パネリストとして、県後期高齢者医療広域連合の望月辰也事務局次長、石和共立病院の高木績副院長、県医療社会事業協会会長でソーシャルワーカーの花輪祐司氏、笛吹市国保・介護をよくする会事務局の生松みち子氏が発言しました。コーディネーターを、元・立命館大学客員教授で日本高齢者運動連絡会顧問の篠崎次男氏が務めました。

 望月氏は同制度の概要を語り、同制度についての8ページ程度のパンフレットを新たに全戸配布すると話しました。

 高木氏は、診療報酬への包括制導入が検討されていることについて、「上限額を超えて治療をすれば病院は損をする。高齢者の医療が制限され、病院からの追い出しが加速します」と指摘しました。また、「医療費の実績に基づいて保険料を設定するため、平均寿命が長い広域連合ほど、保険料が高くなる。『75歳を超えたらみんなのために早く死んでくれ』という制度です」と批判しました。

 花輪氏は、昨年7月から導入された医療区分制度による退院勧告や、患者負担増、療養病床の削減により、「医療難民」「介護難民」「療養病床が消える」という現象が実際に起こっていると報告しました。

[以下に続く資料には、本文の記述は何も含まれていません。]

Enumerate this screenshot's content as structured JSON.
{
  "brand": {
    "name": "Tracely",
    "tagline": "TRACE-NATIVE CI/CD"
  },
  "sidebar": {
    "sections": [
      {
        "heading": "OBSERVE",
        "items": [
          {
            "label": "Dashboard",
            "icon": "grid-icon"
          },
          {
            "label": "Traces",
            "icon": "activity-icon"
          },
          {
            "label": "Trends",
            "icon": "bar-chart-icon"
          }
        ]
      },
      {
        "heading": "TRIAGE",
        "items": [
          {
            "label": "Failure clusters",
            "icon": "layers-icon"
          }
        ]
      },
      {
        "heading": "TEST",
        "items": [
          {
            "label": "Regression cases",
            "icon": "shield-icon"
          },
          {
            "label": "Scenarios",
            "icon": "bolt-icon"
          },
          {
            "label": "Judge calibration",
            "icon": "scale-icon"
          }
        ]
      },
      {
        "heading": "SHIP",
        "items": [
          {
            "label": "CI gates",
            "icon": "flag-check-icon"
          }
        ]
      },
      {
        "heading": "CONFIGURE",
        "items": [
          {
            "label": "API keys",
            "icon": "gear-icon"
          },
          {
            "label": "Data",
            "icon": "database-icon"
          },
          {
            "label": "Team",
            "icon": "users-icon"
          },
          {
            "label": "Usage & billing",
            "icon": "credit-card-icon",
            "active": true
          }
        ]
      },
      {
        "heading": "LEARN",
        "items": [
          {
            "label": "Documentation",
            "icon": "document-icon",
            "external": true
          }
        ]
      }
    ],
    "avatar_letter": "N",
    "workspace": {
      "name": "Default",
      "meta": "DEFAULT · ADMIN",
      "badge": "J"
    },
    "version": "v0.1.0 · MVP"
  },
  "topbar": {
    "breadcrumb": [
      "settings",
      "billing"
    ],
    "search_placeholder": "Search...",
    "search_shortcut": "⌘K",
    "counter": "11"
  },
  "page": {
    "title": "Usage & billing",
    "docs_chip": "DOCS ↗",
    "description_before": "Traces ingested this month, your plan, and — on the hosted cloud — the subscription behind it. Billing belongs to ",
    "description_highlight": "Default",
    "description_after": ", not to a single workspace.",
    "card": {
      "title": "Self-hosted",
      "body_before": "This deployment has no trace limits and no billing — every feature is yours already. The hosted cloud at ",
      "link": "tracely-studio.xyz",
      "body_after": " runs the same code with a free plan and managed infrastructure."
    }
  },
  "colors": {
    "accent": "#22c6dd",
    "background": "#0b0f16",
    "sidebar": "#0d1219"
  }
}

 生松氏は、国保税の滞納者が保険証を取り上げられた事例を紹介。保険証取り上げを75歳以上にも拡大する同制度について「私たちが求めた制度ではなく、社会保障を削るための制度です。白紙に戻してほしい」と強調しました。

 会場からは「山梨県では保険料はいくらになるのか」「65歳以上の障害者も強制加入させられるのか」「保険料や窓口負担について独自の減額・免除を予定しているのか」などの質問が出されました。

篠崎氏はまとめの発言で「県内で5000人が特別養護老人ホーム入所を待っているのに、入院制限や診療報酬の見直しが進められているむごさなど、問題点を具体的に明らかにする積み重ねの中で、後期高齢者医療制度を中止させることが可能になると思います。自治体ぐるみ、地域・職場での取り組みを広げましょう」と、呼びかけました。

参加者からは「90才になる認知症の姑は(後期高齢者医療制度のことを)知りません。家族が負担しなければならないことを国はわかっているのか。本当に長生きして良かったと思える国にしたい」「私の周辺には『凍結でホッとした』と言っている人がいる。事の本質をきちんと理解し、“犠牲者”を出さない対応を考えていかなければ」「社会保障と公共事業に使う税金の逆立ち現象をもっと多くの人に知らせて、怒りを力に運動をもっと大きく、もっと広範囲に推進していかなければならないと強く思い知らされました」などの感想が寄せられました。